When the couple bought the guesthouse in 2005 it only had six bungalows, no conference room, no adequate reception and no campsite. They have since upgraded all six bungalows so they each now have large flat-screen TVs, heating and air conditioning, bar fridges and coffee and tea provisions and they have continued to build luxury rooms and self-catering rooms as well as a swimming pool along the riverbank, adjacent to the guesthouse.

Majavero-Lenhardt previously worked at Namibia Wildlife Resorts (NWR) at Popa Falls and at Daan Viljoen – also a NWR-run tourism establishment on the outskirts of Windhoek – where she gained valuable experience and rose to a managerial position as food and beverage manager. Her husband works in Windhoek.

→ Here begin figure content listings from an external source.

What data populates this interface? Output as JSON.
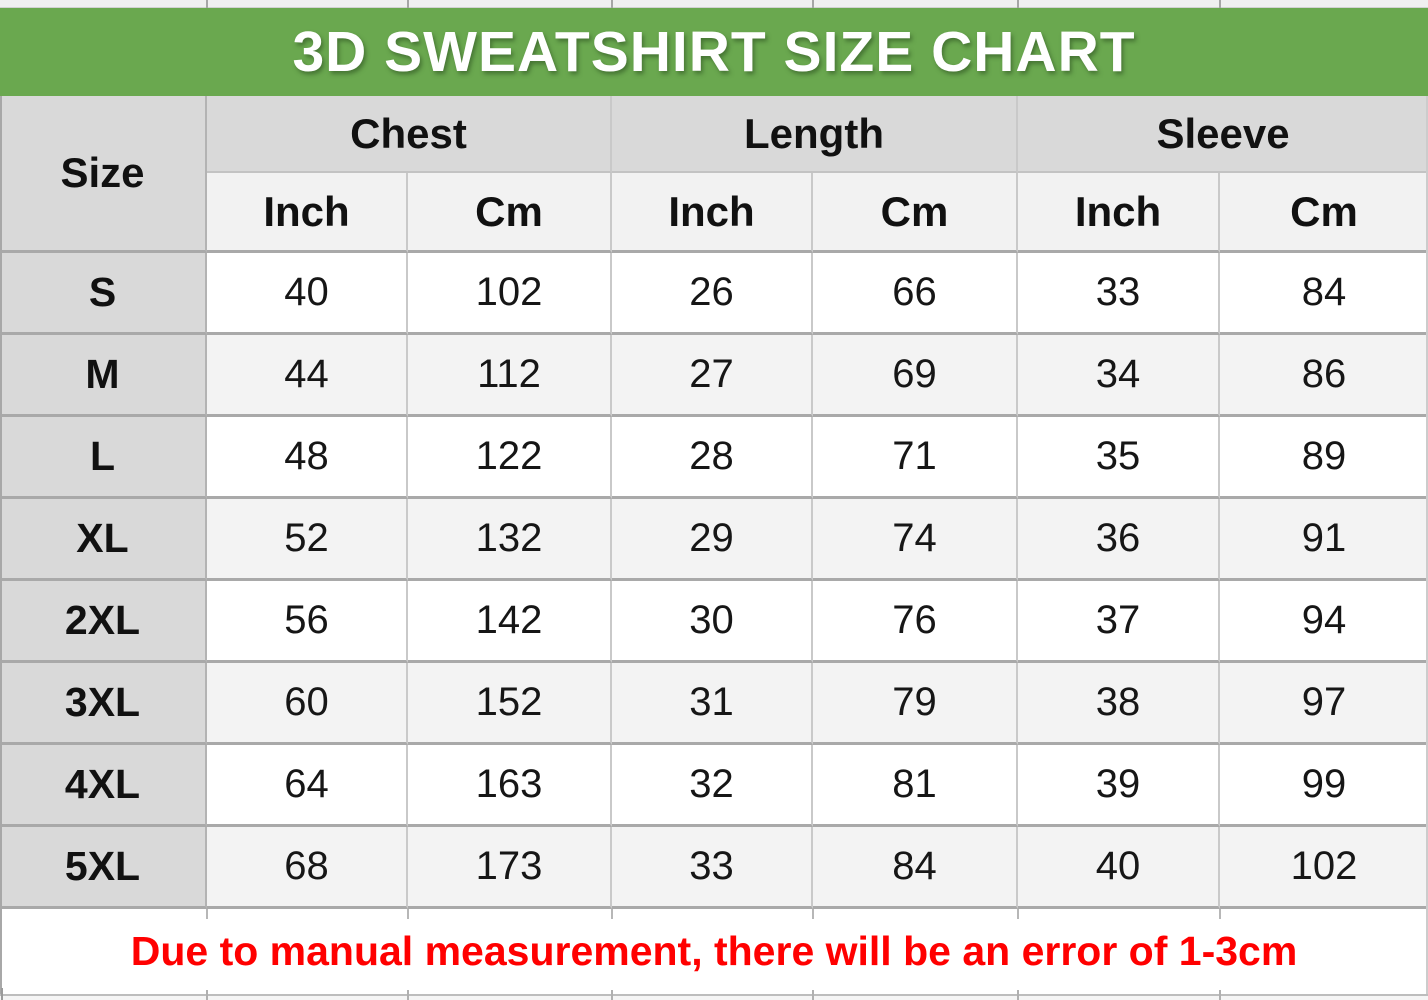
{
  "title": "3D SWEATSHIRT SIZE CHART",
  "colors": {
    "banner_green": "#6aa84f",
    "header_band_gray": "#d9d9d9",
    "subheader_gray": "#f2f2f2",
    "stripe_gray": "#f3f3f3",
    "row_white": "#ffffff",
    "note_red": "#ff0000"
  },
  "table": {
    "size_header": "Size",
    "groups": [
      {
        "label": "Chest"
      },
      {
        "label": "Length"
      },
      {
        "label": "Sleeve"
      }
    ],
    "unit_headers": [
      "Inch",
      "Cm",
      "Inch",
      "Cm",
      "Inch",
      "Cm"
    ],
    "rows": [
      {
        "size": "S",
        "values": [
          "40",
          "102",
          "26",
          "66",
          "33",
          "84"
        ]
      },
      {
        "size": "M",
        "values": [
          "44",
          "112",
          "27",
          "69",
          "34",
          "86"
        ]
      },
      {
        "size": "L",
        "values": [
          "48",
          "122",
          "28",
          "71",
          "35",
          "89"
        ]
      },
      {
        "size": "XL",
        "values": [
          "52",
          "132",
          "29",
          "74",
          "36",
          "91"
        ]
      },
      {
        "size": "2XL",
        "values": [
          "56",
          "142",
          "30",
          "76",
          "37",
          "94"
        ]
      },
      {
        "size": "3XL",
        "values": [
          "60",
          "152",
          "31",
          "79",
          "38",
          "97"
        ]
      },
      {
        "size": "4XL",
        "values": [
          "64",
          "163",
          "32",
          "81",
          "39",
          "99"
        ]
      },
      {
        "size": "5XL",
        "values": [
          "68",
          "173",
          "33",
          "84",
          "40",
          "102"
        ]
      }
    ]
  },
  "footer_note": "Due to manual measurement, there will be an error of 1-3cm"
}
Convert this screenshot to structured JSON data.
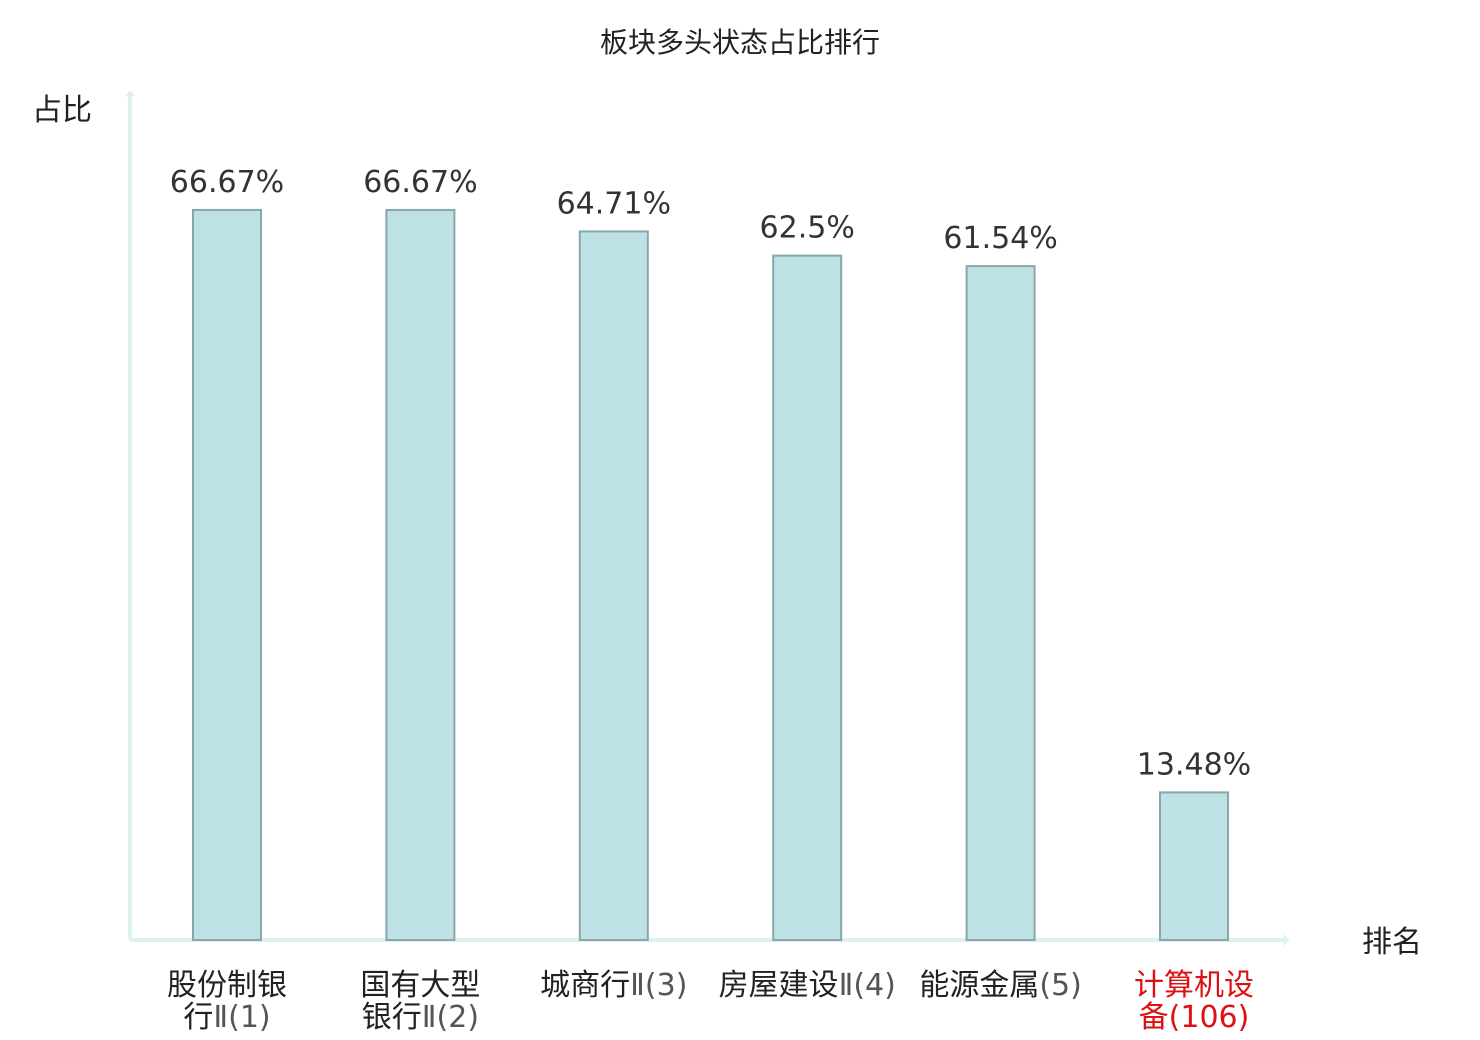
{
  "chart_data": {
    "type": "bar",
    "title": "板块多头状态占比排行",
    "ylabel": "占比",
    "xlabel": "排名",
    "ylim": [
      0,
      80
    ],
    "colors": {
      "bar_fill": "#bde1e4",
      "bar_stroke": "#86a7ab",
      "axis": "#ddf2ef",
      "text": "#222222",
      "highlight": "#dd1111"
    },
    "categories": [
      {
        "name_lines": [
          "股份制银",
          "行"
        ],
        "rank": "Ⅱ(1)",
        "highlight": false
      },
      {
        "name_lines": [
          "国有大型",
          "银行"
        ],
        "rank": "Ⅱ(2)",
        "highlight": false
      },
      {
        "name_lines": [
          "城商行"
        ],
        "rank": "Ⅱ(3)",
        "highlight": false
      },
      {
        "name_lines": [
          "房屋建设",
          ""
        ],
        "rank": "Ⅱ(4)",
        "highlight": false
      },
      {
        "name_lines": [
          "能源金属"
        ],
        "rank": "(5)",
        "highlight": false
      },
      {
        "name_lines": [
          "计算机设",
          "备"
        ],
        "rank": "(106)",
        "highlight": true
      }
    ],
    "values": [
      66.67,
      66.67,
      64.71,
      62.5,
      61.54,
      13.48
    ],
    "value_labels": [
      "66.67%",
      "66.67%",
      "64.71%",
      "62.5%",
      "61.54%",
      "13.48%"
    ]
  }
}
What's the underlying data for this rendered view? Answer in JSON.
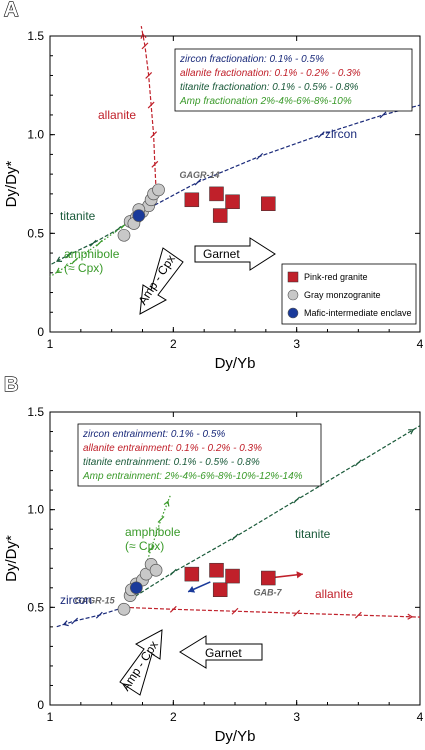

Divundu Guesthouse is located around ten km from the entrance to the game-rich Bwabwata National Park Buffalo Core Area and 25 km from the Mahango Core Area. These two areas are teeming with buffalo, elephant, hippos, lechwe, sable, roan, crocodiles, tsessebe, giraffe, zebra (and more) and thousands upon thousands of birds – many uncommon and rare.

Some guests spend hours bird watching, as the guesthouse itself has many bird species; the most popular with guests being the Meyers Parrots.

Tourism in game-rich Namibia is a major industry that contributes N$7.2 billion to the country’s gross domestic revenue (GDP) derived mainly from tourists from South Africa, Germany, the United Kingdom, Italy, France, and of late China.